We just got a comment here on a piece Dan recently did summmarizing a posting John n-g did, about which more later. The comment was that John’s argument was not compelling for a general readership, and that a more compelling, simpler, and a bit dubious analysis be substituted. But that is political thinking. As science communicators, our job is to communicate what IS going on, not what some political perspective would PREFER to be going on.

And this is really the key meaning of “An Inconvenient Truth”, one that is perhaps even more important than the brunt of the message about climate change. It is that to a political perspective, propositions are not just true or false, they are also convenient or inconvenient. There is a tremendous pressure to pick the convenient ideas and use them in the battlefield to defeat the inconvenient ones, with indifference to whether they are true or false.
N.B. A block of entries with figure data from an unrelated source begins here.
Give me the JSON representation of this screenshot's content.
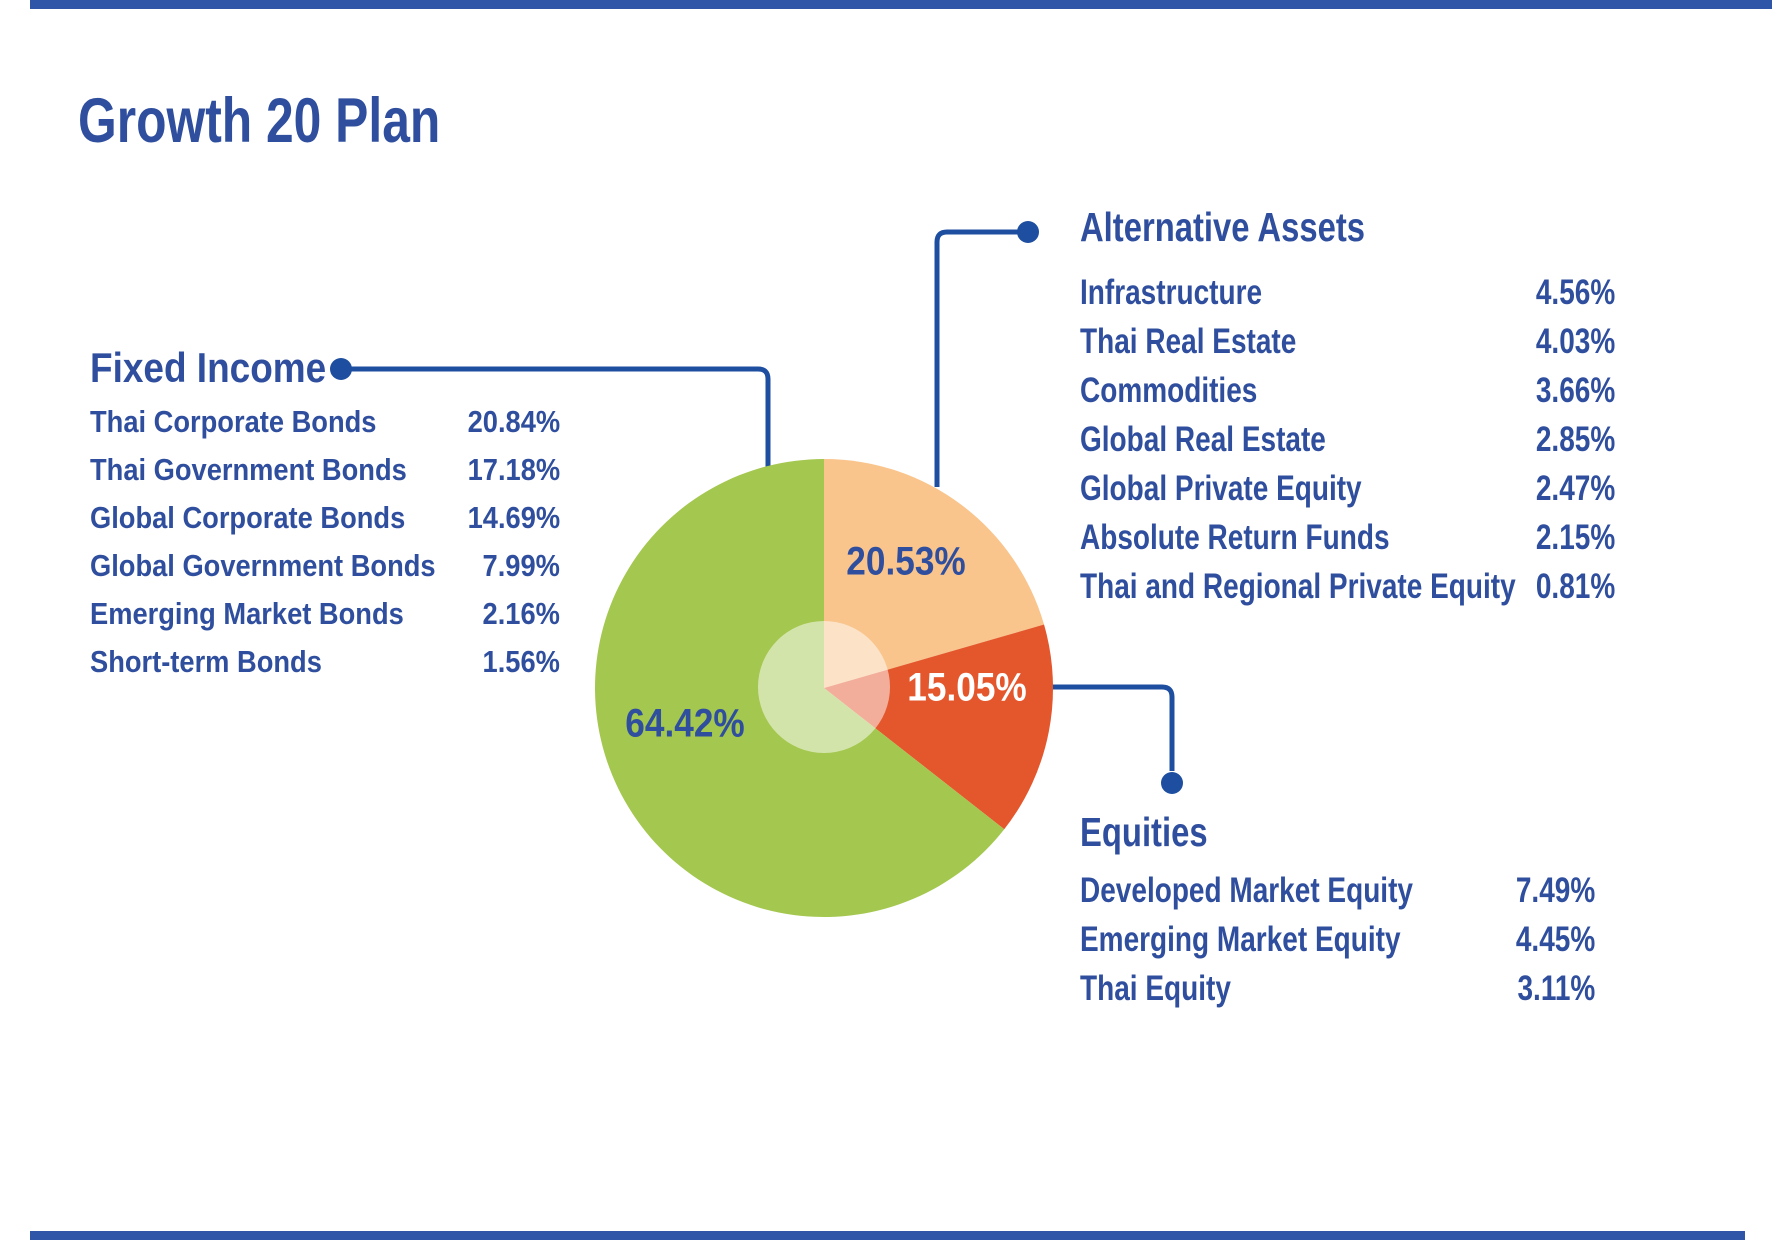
{
  "page": {
    "title": "Growth 20 Plan"
  },
  "colors": {
    "text_blue": "#2F4F9E",
    "connector_blue": "#1D4EA0",
    "rule_blue": "#2E55A8",
    "slice_green": "#A4C74F",
    "slice_peach": "#F9C58C",
    "slice_orange": "#E4572D"
  },
  "chart_data": {
    "type": "pie",
    "title": "Growth 20 Plan",
    "start_angle_deg": 0,
    "direction": "clockwise",
    "legend_position": "sides",
    "slices": [
      {
        "name": "Alternative Assets",
        "value": 20.53,
        "display": "20.53%",
        "color": "#F9C58C",
        "label_color": "#2F4F9E"
      },
      {
        "name": "Equities",
        "value": 15.05,
        "display": "15.05%",
        "color": "#E4572D",
        "label_color": "#FFFFFF"
      },
      {
        "name": "Fixed Income",
        "value": 64.42,
        "display": "64.42%",
        "color": "#A4C74F",
        "label_color": "#2F4F9E"
      }
    ],
    "inner_overlay": {
      "radius_fraction": 0.29,
      "fill": "rgba(255,255,255,0.52)"
    }
  },
  "groups": [
    {
      "title": "Fixed Income",
      "total_display": "64.42%",
      "items": [
        {
          "label": "Thai Corporate Bonds",
          "value": "20.84%"
        },
        {
          "label": "Thai Government Bonds",
          "value": "17.18%"
        },
        {
          "label": "Global Corporate Bonds",
          "value": "14.69%"
        },
        {
          "label": "Global Government Bonds",
          "value": "7.99%"
        },
        {
          "label": "Emerging Market Bonds",
          "value": "2.16%"
        },
        {
          "label": "Short-term Bonds",
          "value": "1.56%"
        }
      ]
    },
    {
      "title": "Alternative Assets",
      "total_display": "20.53%",
      "items": [
        {
          "label": "Infrastructure",
          "value": "4.56%"
        },
        {
          "label": "Thai Real Estate",
          "value": "4.03%"
        },
        {
          "label": "Commodities",
          "value": "3.66%"
        },
        {
          "label": "Global Real Estate",
          "value": "2.85%"
        },
        {
          "label": "Global Private Equity",
          "value": "2.47%"
        },
        {
          "label": "Absolute Return Funds",
          "value": "2.15%"
        },
        {
          "label": "Thai and Regional Private Equity",
          "value": "0.81%"
        }
      ]
    },
    {
      "title": "Equities",
      "total_display": "15.05%",
      "items": [
        {
          "label": "Developed Market Equity",
          "value": "7.49%"
        },
        {
          "label": "Emerging Market Equity",
          "value": "4.45%"
        },
        {
          "label": "Thai Equity",
          "value": "3.11%"
        }
      ]
    }
  ]
}
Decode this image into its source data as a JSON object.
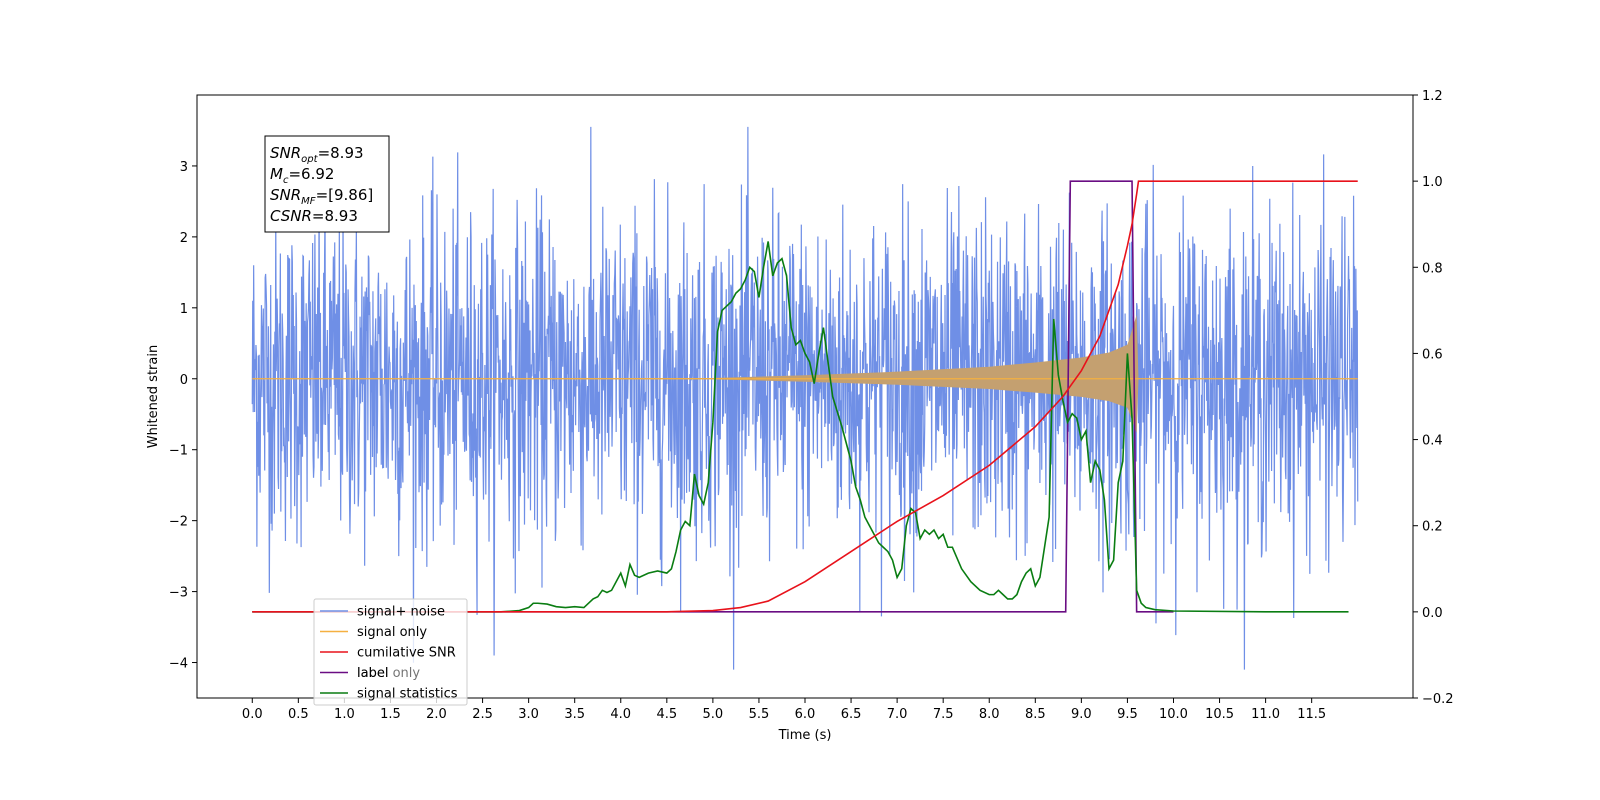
{
  "chart_data": {
    "type": "line",
    "xlabel": "Time (s)",
    "ylabel_left": "Whitened strain",
    "xlim": [
      -0.6,
      12.6
    ],
    "ylim_left": [
      -4.5,
      4.0
    ],
    "ylim_right": [
      -0.2,
      1.2
    ],
    "x_ticks": [
      "0.0",
      "0.5",
      "1.0",
      "1.5",
      "2.0",
      "2.5",
      "3.0",
      "3.5",
      "4.0",
      "4.5",
      "5.0",
      "5.5",
      "6.0",
      "6.5",
      "7.0",
      "7.5",
      "8.0",
      "8.5",
      "9.0",
      "9.5",
      "10.0",
      "10.5",
      "11.0",
      "11.5"
    ],
    "y_ticks_left": [
      "3",
      "2",
      "1",
      "0",
      "−1",
      "−2",
      "−3",
      "−4"
    ],
    "y_ticks_right": [
      "1.2",
      "1.0",
      "0.8",
      "0.6",
      "0.4",
      "0.2",
      "0.0",
      "−0.2"
    ],
    "legend_position": "lower-left",
    "colors": {
      "signal_noise": "#6f8fe6",
      "signal_only": "#f5b041",
      "signal_fill": "#c4a070",
      "cumulative_snr": "#e8121b",
      "label": "#6a0d83",
      "signal_statistics": "#0a7d12"
    },
    "series": [
      {
        "name": "signal+ noise",
        "axis": "left",
        "description_range": [
          -2.3,
          2.4
        ],
        "t_start": 0.0,
        "t_end": 12.0
      },
      {
        "name": "signal only",
        "axis": "left",
        "envelope": [
          [
            0.0,
            0.0
          ],
          [
            5.0,
            0.01
          ],
          [
            6.0,
            0.05
          ],
          [
            7.0,
            0.1
          ],
          [
            8.0,
            0.17
          ],
          [
            8.5,
            0.23
          ],
          [
            9.0,
            0.3
          ],
          [
            9.3,
            0.37
          ],
          [
            9.5,
            0.48
          ],
          [
            9.6,
            0.9
          ],
          [
            9.62,
            0.0
          ],
          [
            12.0,
            0.0
          ]
        ]
      },
      {
        "name": "cumilative SNR",
        "axis": "right",
        "x": [
          0.0,
          4.5,
          5.0,
          5.3,
          5.6,
          6.0,
          6.5,
          7.0,
          7.5,
          8.0,
          8.5,
          8.8,
          9.0,
          9.2,
          9.4,
          9.5,
          9.55,
          9.6,
          9.62,
          12.0
        ],
        "y": [
          0.0,
          0.0,
          0.003,
          0.01,
          0.025,
          0.07,
          0.14,
          0.21,
          0.27,
          0.34,
          0.43,
          0.5,
          0.56,
          0.64,
          0.76,
          0.85,
          0.9,
          0.97,
          1.0,
          1.0
        ]
      },
      {
        "name": "label",
        "axis": "right",
        "x": [
          0.0,
          8.83,
          8.88,
          9.55,
          9.6,
          10.0
        ],
        "y": [
          0.0,
          0.0,
          1.0,
          1.0,
          0.0,
          0.0
        ]
      },
      {
        "name": "signal statistics",
        "axis": "right",
        "x": [
          0.0,
          2.7,
          2.9,
          3.0,
          3.05,
          3.1,
          3.2,
          3.3,
          3.4,
          3.5,
          3.6,
          3.7,
          3.75,
          3.8,
          3.85,
          3.9,
          4.0,
          4.05,
          4.1,
          4.15,
          4.2,
          4.3,
          4.4,
          4.5,
          4.55,
          4.6,
          4.65,
          4.7,
          4.75,
          4.8,
          4.85,
          4.9,
          4.95,
          5.0,
          5.05,
          5.1,
          5.15,
          5.2,
          5.25,
          5.3,
          5.35,
          5.4,
          5.45,
          5.5,
          5.55,
          5.6,
          5.65,
          5.7,
          5.75,
          5.8,
          5.85,
          5.9,
          5.95,
          6.0,
          6.05,
          6.1,
          6.15,
          6.2,
          6.3,
          6.4,
          6.5,
          6.55,
          6.6,
          6.65,
          6.7,
          6.8,
          6.85,
          6.9,
          6.95,
          7.0,
          7.05,
          7.1,
          7.15,
          7.2,
          7.25,
          7.3,
          7.35,
          7.4,
          7.45,
          7.5,
          7.55,
          7.6,
          7.7,
          7.8,
          7.9,
          8.0,
          8.05,
          8.1,
          8.15,
          8.2,
          8.25,
          8.3,
          8.35,
          8.4,
          8.45,
          8.5,
          8.55,
          8.6,
          8.65,
          8.7,
          8.75,
          8.8,
          8.85,
          8.9,
          8.95,
          9.0,
          9.05,
          9.1,
          9.15,
          9.2,
          9.25,
          9.3,
          9.35,
          9.4,
          9.45,
          9.5,
          9.55,
          9.6,
          9.65,
          9.7,
          9.8,
          10.0,
          11.0,
          11.9
        ],
        "y": [
          0.0,
          0.0,
          0.003,
          0.01,
          0.02,
          0.02,
          0.018,
          0.012,
          0.01,
          0.012,
          0.01,
          0.03,
          0.035,
          0.05,
          0.045,
          0.05,
          0.09,
          0.06,
          0.11,
          0.085,
          0.08,
          0.09,
          0.095,
          0.09,
          0.1,
          0.14,
          0.19,
          0.21,
          0.2,
          0.32,
          0.27,
          0.25,
          0.3,
          0.44,
          0.65,
          0.7,
          0.71,
          0.72,
          0.74,
          0.75,
          0.77,
          0.8,
          0.79,
          0.73,
          0.8,
          0.86,
          0.78,
          0.81,
          0.82,
          0.78,
          0.66,
          0.62,
          0.63,
          0.6,
          0.58,
          0.53,
          0.6,
          0.66,
          0.5,
          0.43,
          0.35,
          0.29,
          0.26,
          0.22,
          0.2,
          0.16,
          0.15,
          0.14,
          0.12,
          0.08,
          0.1,
          0.2,
          0.24,
          0.23,
          0.17,
          0.19,
          0.18,
          0.19,
          0.17,
          0.18,
          0.15,
          0.15,
          0.1,
          0.07,
          0.05,
          0.04,
          0.04,
          0.05,
          0.04,
          0.03,
          0.03,
          0.04,
          0.07,
          0.09,
          0.1,
          0.06,
          0.08,
          0.15,
          0.22,
          0.68,
          0.55,
          0.49,
          0.44,
          0.46,
          0.45,
          0.4,
          0.42,
          0.3,
          0.35,
          0.33,
          0.26,
          0.1,
          0.12,
          0.3,
          0.35,
          0.6,
          0.45,
          0.05,
          0.02,
          0.01,
          0.005,
          0.002,
          0.0,
          0.0
        ]
      }
    ],
    "legend": [
      "signal+ noise",
      "signal only",
      "cumilative SNR",
      "label",
      "signal statistics"
    ],
    "legend_hidden_text": "label only",
    "annotation": {
      "lines": [
        {
          "base": "SNR",
          "sub": "opt",
          "rest": "=8.93"
        },
        {
          "base": "M",
          "sub": "c",
          "rest": "=6.92"
        },
        {
          "base": "SNR",
          "sub": "MF",
          "rest": "=[9.86]"
        },
        {
          "base": "CSNR",
          "sub": "",
          "rest": "=8.93"
        }
      ]
    }
  }
}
Which brings us to a good definition of the fundamental failure of modern journalism, or at least modern journalism of the North American type: they are following the battle and not the truth. Which is why they are verging on useless. (The recent gestures toward improvement at NPR are only modestly encouraging.)

None of this is to deny the essential asymmetry in North America these days. I am convinced that one side in this great battle is far more allied with dangerous and foolish ideas than the other.

But both “sides” show this callow professionalism on the political battlefield. And neither shows the full capacity needed to cope with our difficulties, even if the crazed pissing match were to stop. And this is because the public is baffled as to what is going on, which in turn is because the journalists predominantly are as alienated from reality as the politicians they like to talk about, and are much more interested in the clash of memes than in the facts of the matter.

And that’s why the document, be it real or fiction, seems so plausible and is so creepy.

Comments:

  1. "Isn’t what was shocking about the Heartland leak and what is shocking about this exactly the same? It’s the professionalism, the calm analysis, the apparent indifference to what the right thing to do might be, the whole hired-gun attitude. The cynicism..."

    I've called it the "climate changes banality of evil".

    When one breaks down ones part to small parts, focused on the technocratic/professional aspects of the role one may never think of the greater harm being perpetrated.

    I'm sure these people are very good at what they do, receive glowing performance reviews come salary review time and are effective communicators.

    It is the atomisation of harm.

    The individual is never solely responsible, their actions almost rendered meaningless.

    So "they" write a comm's plan here, put a billboard up there and block energy standards.

    In of themselves those actions cause no direct harm - right?